# ag exemption?



## [email protected] (May 12, 2010)

Depends upon the town or county. I have signed $1.00 a year lease for bee yards in NY. This allowed the land owner to claim that land as ag use and therefore get the deduction on his property taxes. You will need to ask.


----------



## sqkcrk (Dec 10, 2005)

Adam, any idea what the difference is?

How many did you have to locate there? What happens when you discontinue an apiary? Do they lose the exemption?


----------



## txsbman (Oct 4, 2011)

Avalon, the short answer is; yes you can get an ag exemption in Texas. The long answer is that there are several conditions that have to be met; multiple hives, apiary registration....

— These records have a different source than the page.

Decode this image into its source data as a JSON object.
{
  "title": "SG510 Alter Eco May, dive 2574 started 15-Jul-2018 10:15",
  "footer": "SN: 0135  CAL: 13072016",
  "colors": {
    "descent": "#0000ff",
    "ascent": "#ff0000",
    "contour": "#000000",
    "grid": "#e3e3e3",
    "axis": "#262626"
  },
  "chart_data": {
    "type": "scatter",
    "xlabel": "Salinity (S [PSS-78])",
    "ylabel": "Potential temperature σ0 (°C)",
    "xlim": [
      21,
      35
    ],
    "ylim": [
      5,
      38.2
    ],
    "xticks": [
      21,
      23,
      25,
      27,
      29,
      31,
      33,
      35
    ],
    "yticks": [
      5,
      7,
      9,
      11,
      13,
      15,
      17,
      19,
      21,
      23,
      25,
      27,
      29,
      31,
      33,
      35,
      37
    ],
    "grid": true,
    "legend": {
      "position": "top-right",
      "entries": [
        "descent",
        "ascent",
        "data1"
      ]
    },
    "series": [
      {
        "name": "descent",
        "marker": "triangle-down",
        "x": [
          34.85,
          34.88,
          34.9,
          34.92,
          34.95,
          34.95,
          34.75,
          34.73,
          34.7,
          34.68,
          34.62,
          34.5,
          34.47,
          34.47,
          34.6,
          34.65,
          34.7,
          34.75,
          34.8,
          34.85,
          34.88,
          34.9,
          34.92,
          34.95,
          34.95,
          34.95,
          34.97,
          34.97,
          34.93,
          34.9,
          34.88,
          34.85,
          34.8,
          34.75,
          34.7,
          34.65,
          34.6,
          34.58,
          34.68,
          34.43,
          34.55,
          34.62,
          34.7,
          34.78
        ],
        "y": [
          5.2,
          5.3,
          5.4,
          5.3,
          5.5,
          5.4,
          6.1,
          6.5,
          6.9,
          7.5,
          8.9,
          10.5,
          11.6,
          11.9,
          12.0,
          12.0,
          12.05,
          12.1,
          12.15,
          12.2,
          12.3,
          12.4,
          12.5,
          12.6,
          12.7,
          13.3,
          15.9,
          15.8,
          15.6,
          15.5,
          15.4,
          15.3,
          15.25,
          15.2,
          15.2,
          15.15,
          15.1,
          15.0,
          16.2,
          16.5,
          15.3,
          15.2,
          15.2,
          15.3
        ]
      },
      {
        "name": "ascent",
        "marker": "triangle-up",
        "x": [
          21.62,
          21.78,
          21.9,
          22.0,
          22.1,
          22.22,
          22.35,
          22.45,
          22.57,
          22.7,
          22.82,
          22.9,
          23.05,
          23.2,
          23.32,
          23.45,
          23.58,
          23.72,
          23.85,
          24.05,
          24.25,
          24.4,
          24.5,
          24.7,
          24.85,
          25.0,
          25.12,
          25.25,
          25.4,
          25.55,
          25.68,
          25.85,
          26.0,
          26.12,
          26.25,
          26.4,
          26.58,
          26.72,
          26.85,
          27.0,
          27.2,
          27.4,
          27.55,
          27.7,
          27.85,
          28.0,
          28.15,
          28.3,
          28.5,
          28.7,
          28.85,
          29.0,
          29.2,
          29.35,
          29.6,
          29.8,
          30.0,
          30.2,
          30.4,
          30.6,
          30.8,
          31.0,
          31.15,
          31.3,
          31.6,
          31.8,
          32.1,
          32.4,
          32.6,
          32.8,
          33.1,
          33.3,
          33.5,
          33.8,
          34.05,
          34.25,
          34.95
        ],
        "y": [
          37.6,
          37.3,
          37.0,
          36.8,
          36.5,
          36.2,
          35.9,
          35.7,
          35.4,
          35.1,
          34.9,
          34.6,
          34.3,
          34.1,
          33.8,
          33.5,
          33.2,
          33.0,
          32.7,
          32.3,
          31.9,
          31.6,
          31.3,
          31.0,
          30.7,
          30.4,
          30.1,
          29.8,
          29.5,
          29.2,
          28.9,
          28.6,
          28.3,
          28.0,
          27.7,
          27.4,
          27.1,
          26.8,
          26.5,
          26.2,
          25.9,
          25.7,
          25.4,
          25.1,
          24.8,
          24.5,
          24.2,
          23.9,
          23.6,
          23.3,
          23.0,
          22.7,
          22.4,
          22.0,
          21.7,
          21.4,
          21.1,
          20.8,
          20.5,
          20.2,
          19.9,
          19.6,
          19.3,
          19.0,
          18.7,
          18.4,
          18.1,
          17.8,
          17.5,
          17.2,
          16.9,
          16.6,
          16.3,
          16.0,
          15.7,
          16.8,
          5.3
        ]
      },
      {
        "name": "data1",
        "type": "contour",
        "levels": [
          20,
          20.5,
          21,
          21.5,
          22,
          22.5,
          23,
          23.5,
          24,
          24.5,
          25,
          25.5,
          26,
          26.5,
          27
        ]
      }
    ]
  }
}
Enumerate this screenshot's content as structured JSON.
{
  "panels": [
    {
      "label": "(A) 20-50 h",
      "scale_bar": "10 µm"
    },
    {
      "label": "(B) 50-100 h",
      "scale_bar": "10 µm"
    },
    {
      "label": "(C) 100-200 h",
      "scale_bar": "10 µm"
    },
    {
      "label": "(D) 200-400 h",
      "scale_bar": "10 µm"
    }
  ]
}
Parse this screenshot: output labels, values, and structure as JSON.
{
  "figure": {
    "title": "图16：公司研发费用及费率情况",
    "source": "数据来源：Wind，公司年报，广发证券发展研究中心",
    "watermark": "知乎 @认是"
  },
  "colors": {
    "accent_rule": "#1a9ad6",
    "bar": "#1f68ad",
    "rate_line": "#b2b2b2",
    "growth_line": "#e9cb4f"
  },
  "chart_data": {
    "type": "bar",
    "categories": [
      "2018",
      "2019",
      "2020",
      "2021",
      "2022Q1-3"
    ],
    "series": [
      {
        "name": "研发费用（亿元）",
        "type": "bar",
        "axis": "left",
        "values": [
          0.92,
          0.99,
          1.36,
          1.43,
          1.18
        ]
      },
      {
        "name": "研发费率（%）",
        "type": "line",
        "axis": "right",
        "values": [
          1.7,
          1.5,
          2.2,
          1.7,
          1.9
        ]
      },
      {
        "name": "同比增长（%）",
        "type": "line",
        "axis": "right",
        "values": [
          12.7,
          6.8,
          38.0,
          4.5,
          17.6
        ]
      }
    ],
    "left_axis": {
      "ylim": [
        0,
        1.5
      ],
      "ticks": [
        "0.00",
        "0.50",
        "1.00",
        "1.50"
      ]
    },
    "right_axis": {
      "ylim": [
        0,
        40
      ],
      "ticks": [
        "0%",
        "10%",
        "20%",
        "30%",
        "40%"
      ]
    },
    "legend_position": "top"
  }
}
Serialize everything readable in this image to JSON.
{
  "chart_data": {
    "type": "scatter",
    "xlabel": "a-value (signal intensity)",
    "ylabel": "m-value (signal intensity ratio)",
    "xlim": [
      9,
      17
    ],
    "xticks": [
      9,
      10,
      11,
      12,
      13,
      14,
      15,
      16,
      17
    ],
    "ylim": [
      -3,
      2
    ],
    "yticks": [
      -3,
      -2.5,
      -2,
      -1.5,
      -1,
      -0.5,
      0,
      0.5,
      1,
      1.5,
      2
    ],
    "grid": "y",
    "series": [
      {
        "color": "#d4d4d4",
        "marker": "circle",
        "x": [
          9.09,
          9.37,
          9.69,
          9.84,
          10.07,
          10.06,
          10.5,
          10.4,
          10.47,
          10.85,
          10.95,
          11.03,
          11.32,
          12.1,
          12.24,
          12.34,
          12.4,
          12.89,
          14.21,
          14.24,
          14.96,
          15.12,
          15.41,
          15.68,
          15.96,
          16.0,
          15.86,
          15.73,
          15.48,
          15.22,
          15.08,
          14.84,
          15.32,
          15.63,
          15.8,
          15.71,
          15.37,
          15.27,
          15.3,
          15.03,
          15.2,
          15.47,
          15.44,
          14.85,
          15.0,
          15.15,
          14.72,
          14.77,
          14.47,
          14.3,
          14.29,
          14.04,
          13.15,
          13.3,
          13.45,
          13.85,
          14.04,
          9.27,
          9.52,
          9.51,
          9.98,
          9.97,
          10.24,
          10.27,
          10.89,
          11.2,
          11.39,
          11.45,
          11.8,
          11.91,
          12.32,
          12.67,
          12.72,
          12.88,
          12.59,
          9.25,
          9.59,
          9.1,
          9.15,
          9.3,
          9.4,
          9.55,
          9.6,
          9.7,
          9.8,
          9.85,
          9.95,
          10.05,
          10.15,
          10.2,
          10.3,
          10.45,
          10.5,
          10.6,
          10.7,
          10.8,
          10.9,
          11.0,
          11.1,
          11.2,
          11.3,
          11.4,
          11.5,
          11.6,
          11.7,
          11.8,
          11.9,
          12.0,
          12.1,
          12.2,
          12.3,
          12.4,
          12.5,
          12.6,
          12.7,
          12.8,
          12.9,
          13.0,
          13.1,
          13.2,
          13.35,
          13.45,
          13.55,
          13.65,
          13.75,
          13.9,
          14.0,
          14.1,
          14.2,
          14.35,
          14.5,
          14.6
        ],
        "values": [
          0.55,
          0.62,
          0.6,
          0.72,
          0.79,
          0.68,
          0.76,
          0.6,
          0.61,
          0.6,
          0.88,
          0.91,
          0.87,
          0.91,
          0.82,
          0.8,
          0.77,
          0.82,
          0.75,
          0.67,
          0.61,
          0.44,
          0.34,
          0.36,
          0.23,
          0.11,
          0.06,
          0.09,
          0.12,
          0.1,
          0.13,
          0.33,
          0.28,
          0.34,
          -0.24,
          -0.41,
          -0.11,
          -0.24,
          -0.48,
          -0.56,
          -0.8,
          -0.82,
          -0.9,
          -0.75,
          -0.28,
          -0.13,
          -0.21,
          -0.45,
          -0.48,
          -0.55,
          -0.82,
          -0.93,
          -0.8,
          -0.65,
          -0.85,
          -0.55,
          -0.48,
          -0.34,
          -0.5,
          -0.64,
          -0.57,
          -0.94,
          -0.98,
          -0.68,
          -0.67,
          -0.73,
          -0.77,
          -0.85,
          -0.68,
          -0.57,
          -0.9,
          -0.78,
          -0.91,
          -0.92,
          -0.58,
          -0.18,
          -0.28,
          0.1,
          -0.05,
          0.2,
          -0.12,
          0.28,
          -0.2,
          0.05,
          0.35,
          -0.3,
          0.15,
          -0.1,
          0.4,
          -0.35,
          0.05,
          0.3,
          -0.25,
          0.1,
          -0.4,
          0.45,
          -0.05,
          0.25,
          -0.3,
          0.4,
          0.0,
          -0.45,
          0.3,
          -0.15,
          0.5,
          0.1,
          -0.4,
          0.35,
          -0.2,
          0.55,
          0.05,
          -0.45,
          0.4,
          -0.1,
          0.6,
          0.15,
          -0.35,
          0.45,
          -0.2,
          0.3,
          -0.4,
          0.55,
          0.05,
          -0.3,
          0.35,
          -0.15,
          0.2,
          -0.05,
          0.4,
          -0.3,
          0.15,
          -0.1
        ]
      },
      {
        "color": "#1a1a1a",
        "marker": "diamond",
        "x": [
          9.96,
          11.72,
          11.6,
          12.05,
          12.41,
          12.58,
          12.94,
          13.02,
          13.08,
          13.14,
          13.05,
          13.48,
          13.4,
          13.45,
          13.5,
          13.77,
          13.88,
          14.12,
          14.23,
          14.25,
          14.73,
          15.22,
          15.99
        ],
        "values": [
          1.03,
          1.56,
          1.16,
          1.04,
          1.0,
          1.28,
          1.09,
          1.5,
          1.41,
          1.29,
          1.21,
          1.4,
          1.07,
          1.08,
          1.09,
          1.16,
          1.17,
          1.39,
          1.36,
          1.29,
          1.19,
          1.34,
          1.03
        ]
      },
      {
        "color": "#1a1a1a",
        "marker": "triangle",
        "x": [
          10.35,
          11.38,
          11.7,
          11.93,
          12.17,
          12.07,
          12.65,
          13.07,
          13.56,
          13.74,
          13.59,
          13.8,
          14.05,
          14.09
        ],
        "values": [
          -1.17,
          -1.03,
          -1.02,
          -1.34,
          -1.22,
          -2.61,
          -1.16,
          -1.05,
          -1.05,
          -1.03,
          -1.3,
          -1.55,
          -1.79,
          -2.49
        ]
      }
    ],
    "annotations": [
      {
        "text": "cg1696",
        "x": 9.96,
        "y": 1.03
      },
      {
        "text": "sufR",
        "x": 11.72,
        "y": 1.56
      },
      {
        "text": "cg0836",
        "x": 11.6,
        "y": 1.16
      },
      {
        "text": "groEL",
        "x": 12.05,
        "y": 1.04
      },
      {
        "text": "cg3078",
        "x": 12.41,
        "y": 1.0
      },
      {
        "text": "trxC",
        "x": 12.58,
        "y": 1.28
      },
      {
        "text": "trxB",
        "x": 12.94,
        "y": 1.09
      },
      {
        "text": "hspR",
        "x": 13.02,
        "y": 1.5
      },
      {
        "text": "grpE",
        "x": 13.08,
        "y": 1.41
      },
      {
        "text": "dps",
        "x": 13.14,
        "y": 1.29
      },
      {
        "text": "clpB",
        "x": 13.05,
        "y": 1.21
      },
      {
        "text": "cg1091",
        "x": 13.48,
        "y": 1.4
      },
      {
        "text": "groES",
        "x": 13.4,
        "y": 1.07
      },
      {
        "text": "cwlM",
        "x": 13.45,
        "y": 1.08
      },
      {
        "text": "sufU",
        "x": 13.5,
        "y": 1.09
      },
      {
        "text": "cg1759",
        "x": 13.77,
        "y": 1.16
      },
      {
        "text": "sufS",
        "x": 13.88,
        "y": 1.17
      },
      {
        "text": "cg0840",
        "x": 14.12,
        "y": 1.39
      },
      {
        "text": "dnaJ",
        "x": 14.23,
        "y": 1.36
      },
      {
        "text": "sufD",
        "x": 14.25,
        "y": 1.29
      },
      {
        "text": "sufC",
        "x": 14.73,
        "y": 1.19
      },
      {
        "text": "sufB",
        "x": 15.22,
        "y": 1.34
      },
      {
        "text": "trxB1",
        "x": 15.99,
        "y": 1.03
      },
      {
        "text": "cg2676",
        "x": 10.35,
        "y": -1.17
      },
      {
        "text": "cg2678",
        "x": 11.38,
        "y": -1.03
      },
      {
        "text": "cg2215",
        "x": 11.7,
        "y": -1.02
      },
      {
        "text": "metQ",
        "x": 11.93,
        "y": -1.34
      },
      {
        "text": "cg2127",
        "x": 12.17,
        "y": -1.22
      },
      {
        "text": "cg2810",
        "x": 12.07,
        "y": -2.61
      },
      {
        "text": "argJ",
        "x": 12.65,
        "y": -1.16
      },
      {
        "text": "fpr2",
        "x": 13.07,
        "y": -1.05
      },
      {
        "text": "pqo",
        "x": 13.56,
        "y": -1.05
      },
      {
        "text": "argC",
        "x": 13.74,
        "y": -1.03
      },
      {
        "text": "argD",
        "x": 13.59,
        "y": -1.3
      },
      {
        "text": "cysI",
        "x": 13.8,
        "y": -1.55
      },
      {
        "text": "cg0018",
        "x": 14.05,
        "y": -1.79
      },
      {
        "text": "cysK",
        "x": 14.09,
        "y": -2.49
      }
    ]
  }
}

I did some research on this for the Dino-Bee club in Glen Rose. If you send me your email, I'll send you the materials for Texas ag exemption.

Mike


----------



## Stanisr (Aug 25, 2010)

Check with your county extension agent to find out how many hive you must maintain on your property in order to qualify. If you do you will have to file farm tax showing profit and loss to the IRS. When it is all said and done, it may not be worth it.


----------



## tsk (Nov 26, 2010)

Here's an old thread on this. For WI, the apparent rule is you must have 50 hives. It's obviously going to vary by state. http://www.beesource.com/forums/showthread.php?227764-Property-tax-agricultural-exemption-for-bees


----------



## EastSideBuzz (Apr 12, 2009)

In wa you can do an ag exemption it is the undoing that is the issue. Call your tax man. You also need to show 200$ per acre in gross revenue each year.


----------



## lupester (Mar 12, 2008)

Avalon, here is what the TX apiary inspector says:
http://tais.tamu.edu/newsletter/pdf/August 2011 Newsletter.pdf


----------



## Risky Beesness (Dec 29, 2010)

I spoke to Paul Jackson last year and he told me all the same steps on the phone that mentioned in his article. What I have discovered since then is, there was a bill drafted in the 82nd legislature, but it never made it to the floor. It was later added as an attachment to SB-1 (a budget finance bill) in the special session immediately after the regular session. It was signed by the Gov, and became effective on 1/1/2012. As Paul stated, it is in the Tax code, word for word. The property has to be between 5 and 20 ac. In Texas, 6+ hives is considered an apiary.

The undoing. If you sell the property or change it's use, you are liable for back taxes for the previous 5 years + interest.


----------